The poem is short on answers because McKay explores not the expectation of deliverance but rather the reality of frustration. The 13th Amendment outlawing slavery and the 14th Amendment guaranteeing civil rights to all Americans had been in place, the law of the land, for close to 70 years when McKay penned “The White House,” in which the poet despairs of ever being allowed entrance into white America. At the heart of McKay’s excoriation of America’s racism is the dark psychology of frustration, that is, how to handle the promise of equal rights deferred for so long.

The poem thus raises a series of anything-but-rhetorical questions that for McKay and his generation of what were then termed “colored” people each seemed to lead to a different kind of dead-end. Can an entire race simply give up, accept its frustration, and adjust to second-class citizenship? Can they live with anger? Can they sublimate depression and be sustained by a hope that grows more fragile—that is to say more ironic—generation to generation? Can they bring themselves to burn down the white house? Is rebellion the answer? What happens if decades of frustration lead to self-loathing and the loss of cultural esteem, what if Black people take the blame for their own treatment? Where do Black people find the superhero wisdom to restraint themselves when so much is there and so much is denied them when their only offense is the color of their skin not the content of their character?

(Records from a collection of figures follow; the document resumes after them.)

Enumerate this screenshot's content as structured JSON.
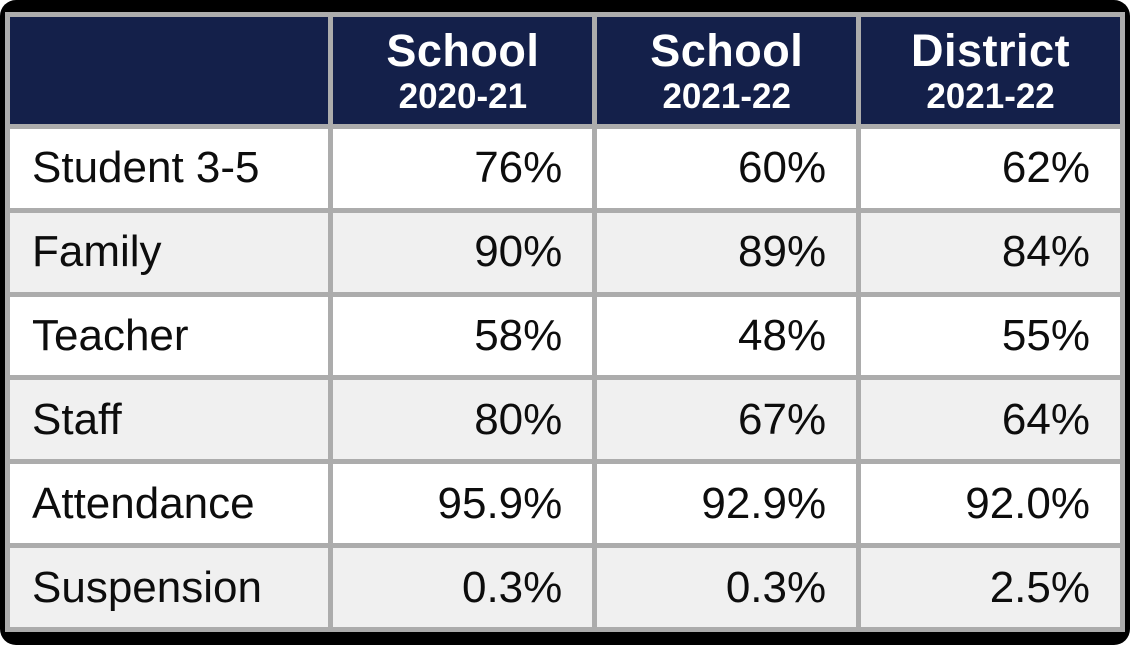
{
  "chart_data": {
    "type": "table",
    "columns": [
      {
        "label": "",
        "sublabel": ""
      },
      {
        "label": "School",
        "sublabel": "2020-21"
      },
      {
        "label": "School",
        "sublabel": "2021-22"
      },
      {
        "label": "District",
        "sublabel": "2021-22"
      }
    ],
    "rows": [
      {
        "label": "Student 3-5",
        "values": [
          "76%",
          "60%",
          "62%"
        ]
      },
      {
        "label": "Family",
        "values": [
          "90%",
          "89%",
          "84%"
        ]
      },
      {
        "label": "Teacher",
        "values": [
          "58%",
          "48%",
          "55%"
        ]
      },
      {
        "label": "Staff",
        "values": [
          "80%",
          "67%",
          "64%"
        ]
      },
      {
        "label": "Attendance",
        "values": [
          "95.9%",
          "92.9%",
          "92.0%"
        ]
      },
      {
        "label": "Suspension",
        "values": [
          "0.3%",
          "0.3%",
          "2.5%"
        ]
      }
    ],
    "layout_hints": {
      "header_position": "top",
      "alternating_rows": true,
      "value_alignment": "right"
    }
  },
  "colors": {
    "header_bg": "#14204A",
    "header_text": "#FFFFFF",
    "row_bg": "#FFFFFF",
    "row_alt_bg": "#F0F0F0",
    "grid_border": "#ACACAC",
    "outer_frame": "#000000",
    "body_text": "#0D0D0D"
  }
}
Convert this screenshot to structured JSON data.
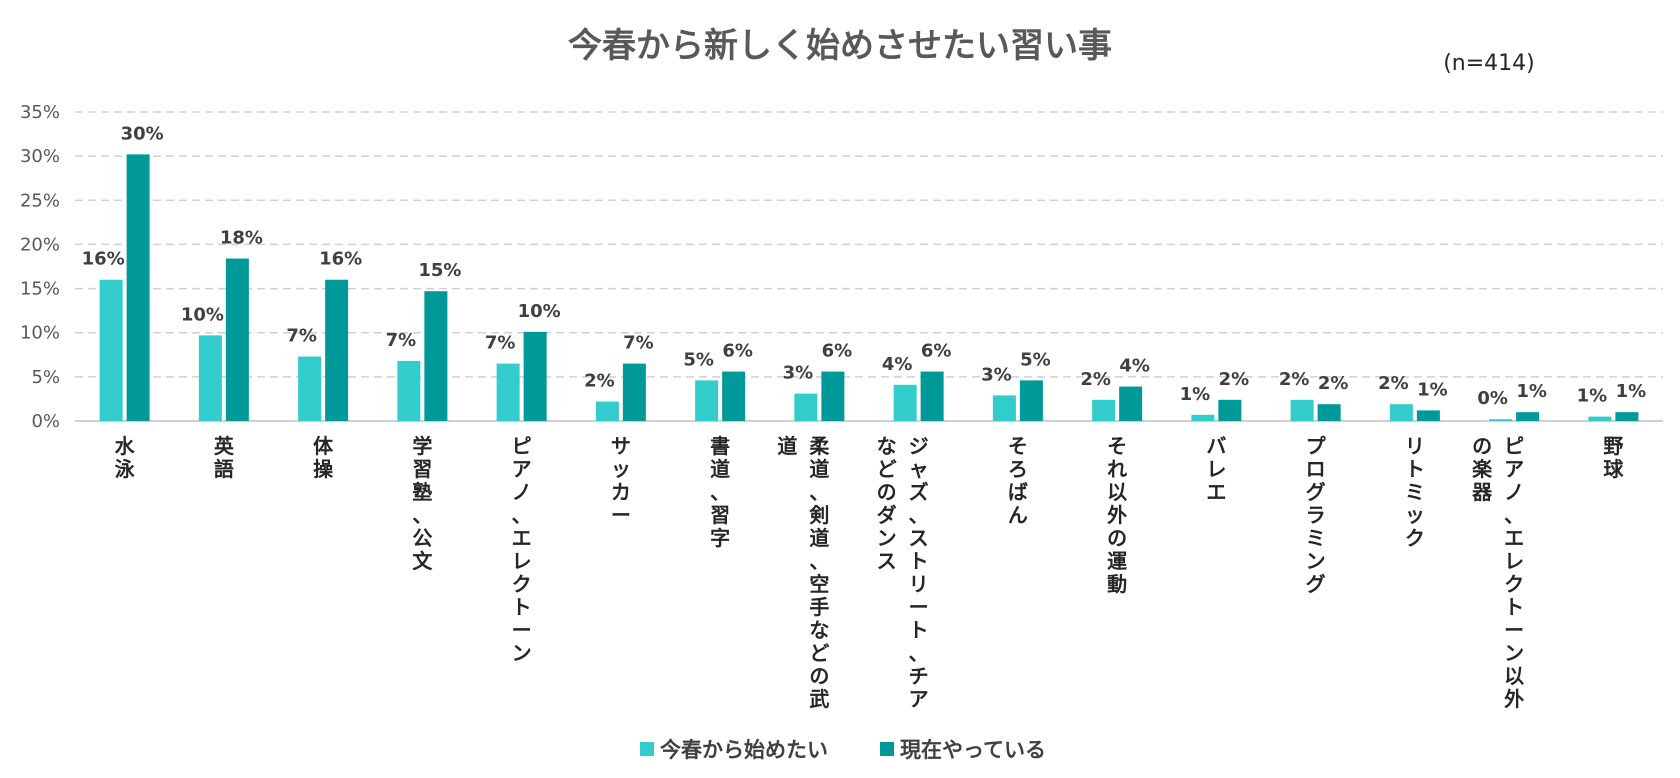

Using the model of the Shakespearean sonnet, the closing couplet traditionally offers a tidy, elegantly clever resolution to the dilemma raised by the sonnet itself. But here McKay cannot—solutions themselves are frustrated. Anger, despondency, gloom, indifference, ignorance, optimism—each strategy in turn seems unworkable. The poem ends without concluding anything substantial, without making any bold statements for handling frustration, because there are no answers available, only the dire caution that keeping the heart of Black America safe from the hate in which it must live grows increasingly less likely.